Ok, so this is starting to make sense. If no network constraints are considered in the reserve activation, then some reserve shedding takes place but not much:
julia> df
3×3 DataFrame
Row │ Reserve shedding limit Reserve Shedding Load shedding
│ Float64 Float64 Float64
─────┼─────────────────────────────────────────────────────────
1 │ 1.0 29604.8 15482.9
2 │ 0.5 28096.1 16950.6
3 │ 0.0 0.0 42008.7
Summary:
opts = options_diff_days(sn)[4]
rm(opts["save_path"]; force=true, recursive=true)

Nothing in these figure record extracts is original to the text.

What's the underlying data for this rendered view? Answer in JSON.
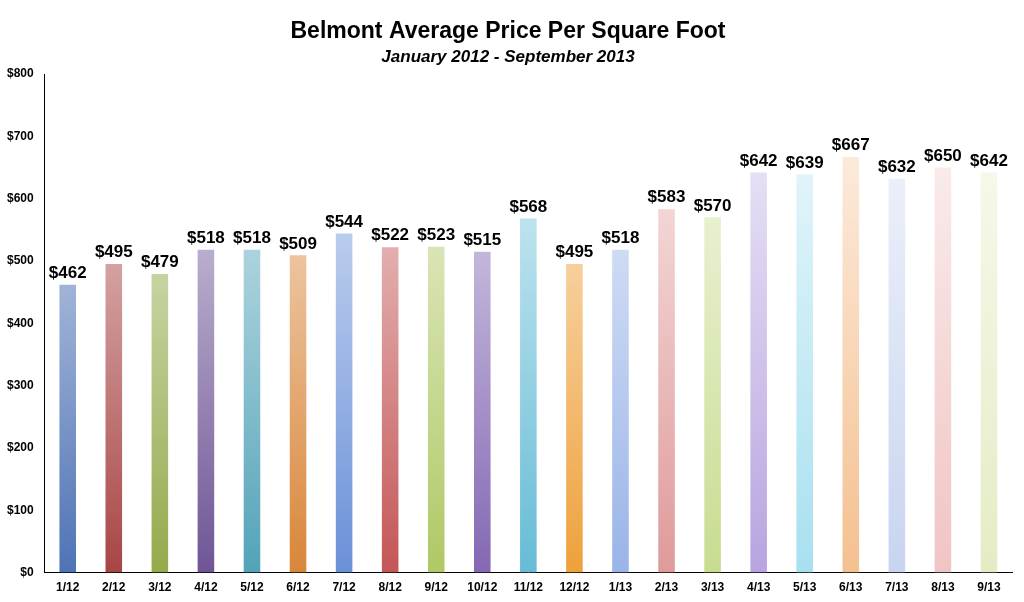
{
  "chart_data": {
    "type": "bar",
    "title": "Belmont Average Price Per Square Foot",
    "subtitle": "January 2012 - September 2013",
    "categories": [
      "1/12",
      "2/12",
      "3/12",
      "4/12",
      "5/12",
      "6/12",
      "7/12",
      "8/12",
      "9/12",
      "10/12",
      "11/12",
      "12/12",
      "1/13",
      "2/13",
      "3/13",
      "4/13",
      "5/13",
      "6/13",
      "7/13",
      "8/13",
      "9/13"
    ],
    "values": [
      462,
      495,
      479,
      518,
      518,
      509,
      544,
      522,
      523,
      515,
      568,
      495,
      518,
      583,
      570,
      642,
      639,
      667,
      632,
      650,
      642
    ],
    "value_labels": [
      "$462",
      "$495",
      "$479",
      "$518",
      "$518",
      "$509",
      "$544",
      "$522",
      "$523",
      "$515",
      "$568",
      "$495",
      "$518",
      "$583",
      "$570",
      "$642",
      "$639",
      "$667",
      "$632",
      "$650",
      "$642"
    ],
    "colors": [
      "#4f73b5",
      "#a84545",
      "#94aa4c",
      "#6f5596",
      "#53a3b8",
      "#d9863a",
      "#6a90d8",
      "#c45656",
      "#b0c865",
      "#8468b3",
      "#66bcd6",
      "#eea13c",
      "#9ab4e8",
      "#e09a9a",
      "#c8dc90",
      "#b8a4e0",
      "#a8e0f0",
      "#f4c090",
      "#c8d4f0",
      "#f0c4c4",
      "#e4ecc4"
    ],
    "ylim": [
      0,
      800
    ],
    "yticks": [
      {
        "value": 0,
        "label": "$0"
      },
      {
        "value": 100,
        "label": "$100"
      },
      {
        "value": 200,
        "label": "$200"
      },
      {
        "value": 300,
        "label": "$300"
      },
      {
        "value": 400,
        "label": "$400"
      },
      {
        "value": 500,
        "label": "$500"
      },
      {
        "value": 600,
        "label": "$600"
      },
      {
        "value": 700,
        "label": "$700"
      },
      {
        "value": 800,
        "label": "$800"
      }
    ],
    "grid": false,
    "data_labels": true
  }
}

opts["copperplate"] = true
opts["load_multiplier"] = 1.5
opts["initial_state_of_charge"] = 0.0
# ...
julia> df
3×3 DataFrame
Row │ Reserve shedding limit Reserve Shedding Load shedding
│ Float64 Float64 Float64
─────┼─────────────────────────────────────────────────────────
1 │ 1.0 26610.0 9190.43
2 │ 0.5 19002.1 16672.1
3 │ 0.0 0.0 34861.0
And the same but with network constraints:
julia> df
3×3 DataFrame
Row │ Reserve shedding limit Reserve Shedding Load shedding
│ Float64 Float64 Float64
─────┼─────────────────────────────────────────────────────────
1 │ 1.0 29604.8 15482.9
2 │ 0.5 28096.1 16950.6
3 │ 0.0 0.0 42008.7
Closing this as not relevant anymore
This could be due to excessive renewable curtailment, i.e. renewables are being curtailed just to ensure grid feasibility. To be verified.